The California Department of Health has updated its guidelines for treating patients with dental emergencies, including patients with known or suspected COVID-19, in alignment with recommendations from the Centers for Disease Control or Prevention, the ADA, and the American Dental Hygienists’ Association.

Already, the Department of Health advises dental practices to postpone routine procedures, surgeries, and non-urgent visits and treat only those patients with dental emergencies. Patients who are treated should be screened for COVID-risk, including fever, respiratory symptoms, or potential exposure and triaged appropriately.

When patients with known or suspected COVID-19 require treatment, dental health care personnel (DHCP) and medical providers should work together to determine an appropriate facility for treatment. Patients with active COVID-19 infection should not be seen in dental settings, per CDC guidance, and treatment should be carried out in accordance with the Aerosol Transmissible Diseases (ATD) Standard.
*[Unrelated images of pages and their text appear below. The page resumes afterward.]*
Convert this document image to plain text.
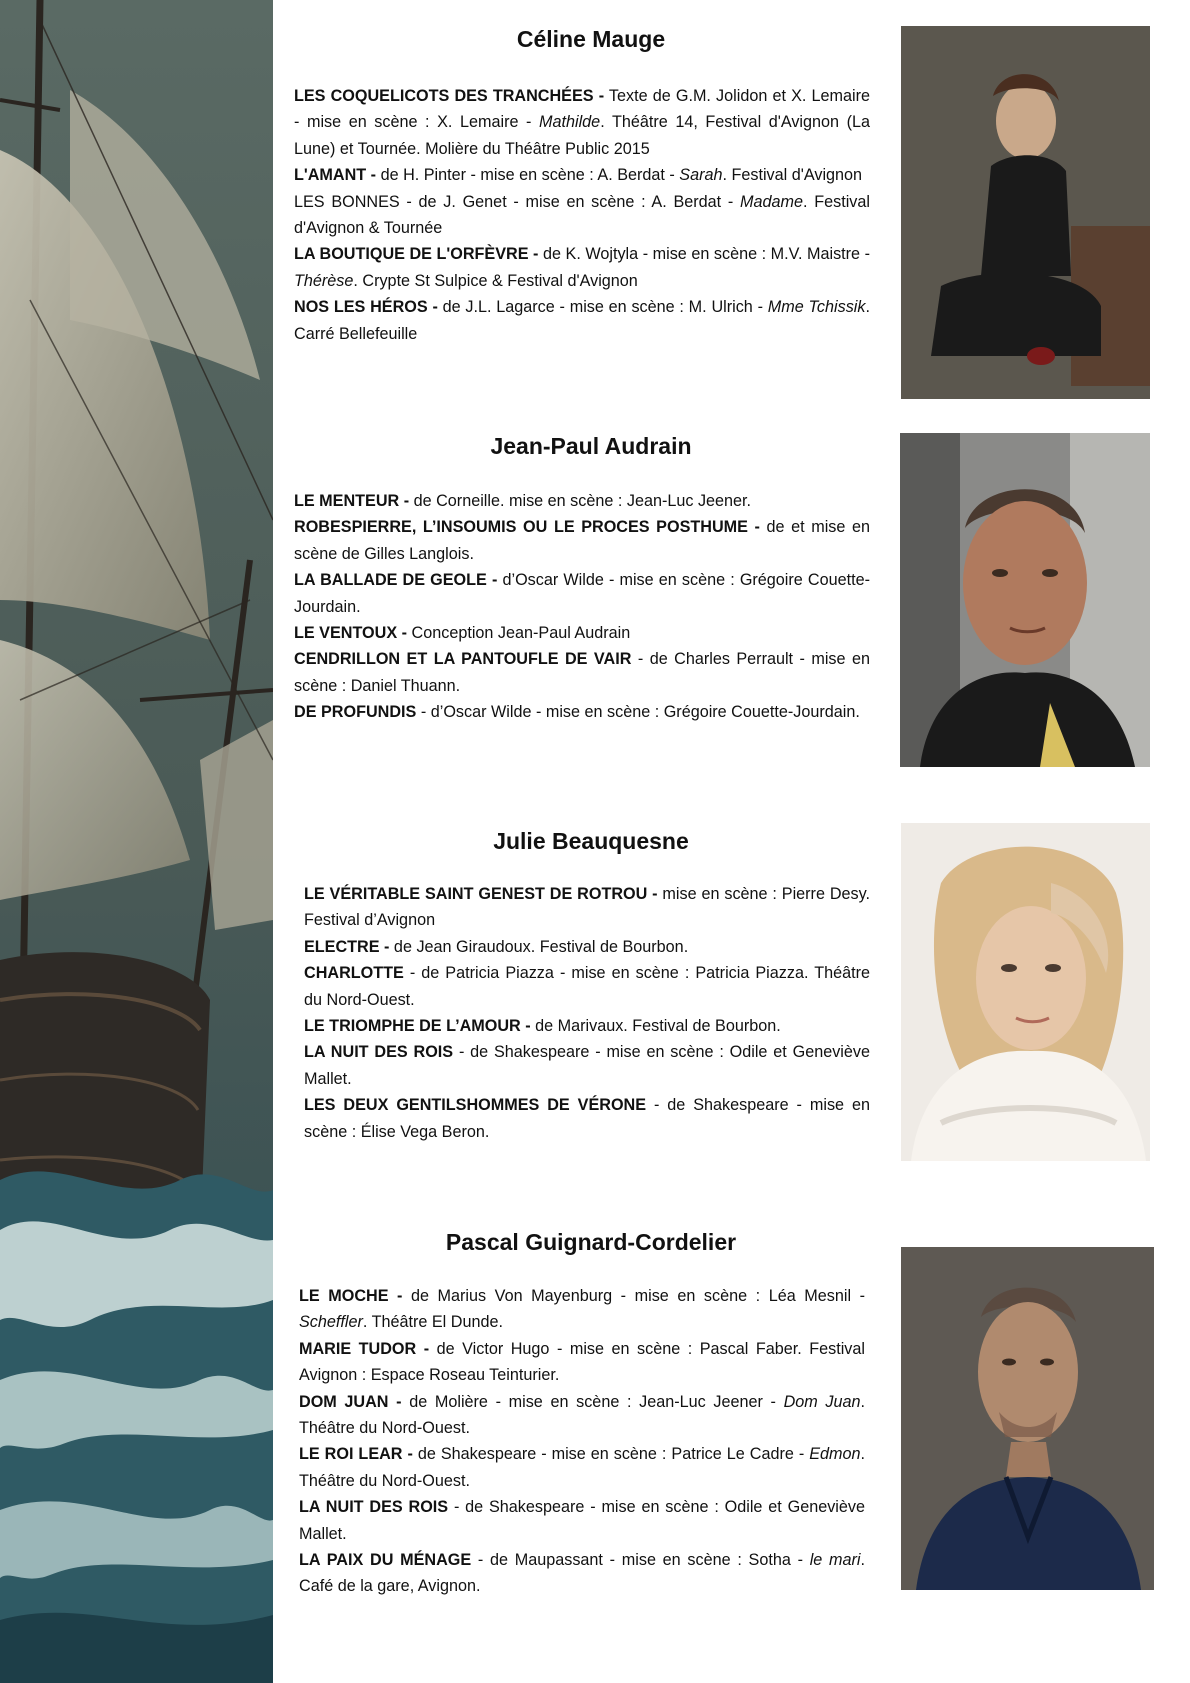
Céline Mauge

LES COQUELICOTS DES TRANCHÉES - Texte de G.M. Jolidon et X. Lemaire - mise en scène : X. Lemaire - Mathilde. Théâtre 14, Festival d'Avignon (La Lune) et Tournée. Molière du Théâtre Public 2015

L'AMANT - de H. Pinter - mise en scène : A. Berdat - Sarah. Festival d'Avignon

LES BONNES - de J. Genet - mise en scène : A. Berdat - Madame. Festival d'Avignon & Tournée

LA BOUTIQUE DE L'ORFÈVRE - de K. Wojtyla - mise en scène : M.V. Maistre - Thérèse. Crypte St Sulpice & Festival d'Avignon

NOS LES HÉROS - de J.L. Lagarce - mise en scène : M. Ulrich - Mme Tchissik. Carré Bellefeuille

Jean-Paul Audrain

LE MENTEUR - de Corneille. mise en scène : Jean-Luc Jeener.

ROBESPIERRE, L’INSOUMIS OU LE PROCES POSTHUME - de et mise en scène de Gilles Langlois.

LA BALLADE DE GEOLE - d’Oscar Wilde - mise en scène : Grégoire Couette-Jourdain.

LE VENTOUX - Conception Jean-Paul Audrain

CENDRILLON ET LA PANTOUFLE DE VAIR - de Charles Perrault - mise en scène : Daniel Thuann.

DE PROFUNDIS - d’Oscar Wilde - mise en scène : Grégoire Couette-Jourdain.

Julie Beauquesne

LE VÉRITABLE SAINT GENEST DE ROTROU - mise en scène : Pierre Desy. Festival d’Avignon

ELECTRE - de Jean Giraudoux. Festival de Bourbon.

CHARLOTTE - de Patricia Piazza - mise en scène : Patricia Piazza. Théâtre du Nord-Ouest.

LE TRIOMPHE DE L’AMOUR - de Marivaux. Festival de Bourbon.

LA NUIT DES ROIS - de Shakespeare - mise en scène : Odile et Geneviève Mallet.

LES DEUX GENTILSHOMMES DE VÉRONE - de Shakespeare - mise en scène : Élise Vega Beron.

Pascal Guignard-Cordelier

LE MOCHE - de Marius Von Mayenburg - mise en scène : Léa Mesnil - Scheffler. Théâtre El Dunde.

MARIE TUDOR - de Victor Hugo - mise en scène : Pascal Faber. Festival Avignon : Espace Roseau Teinturier.

DOM JUAN - de Molière - mise en scène : Jean-Luc Jeener - Dom Juan. Théâtre du Nord-Ouest.

LE ROI LEAR - de Shakespeare - mise en scène : Patrice Le Cadre - Edmon. Théâtre du Nord-Ouest.

LA NUIT DES ROIS - de Shakespeare - mise en scène : Odile et Geneviève Mallet.

LA PAIX DU MÉNAGE - de Maupassant - mise en scène : Sotha - le mari. Café de la gare, Avignon.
DHCP should use recommended personal protective equipment (PPE) including a gown, gloves, eye protection such as a face shield or goggles, and respiratory protection including a powered air-purifying respirator (PAPR) or N95 respirator. 

Any aerosol-generating procedures should follow best practices and be performed in an airborne infection isolation room. Those present in the room must wear a PAPR with a high-efficiency particulate air (HEPA) filter during the procedure. If a PAPR isn’t available, the dentist should wear an N95 respirator. 

Dental procedures that are less likely to produce aerosols should be performed in an airborne isolation room unless it isn’t feasible to do so. In that case, the can be performed in a private room with the door closed.

DHCP should perform procedures in a manner that minimizes aerosol production such as the use of high-volume evacuation. Also, those in the room should wear a respirator at least as effective as an N95 filtering facepiece respirator. If surgical N95 respirators aren’t available, an industrial N95 with a face shield would be an alternative.

If additional follow-up care or procedures are required after the emergent care for patients with suspected or confirmed COVID-19, dental providers should wait until after symptoms have resolved (72 hours since the last fever without anti-fever medications and improved cough or other respiratory symptoms) and at least seven days have elapsed since symptom onset. Following the ATD Standard respiratory protection requirements described above would be prudent under these circumstances. 

The Department of Health offers additional guidance for treating patients with urgent dental problems who aren’t symptomatic for COVID-19 and without known exposure to the virus as well as further resources.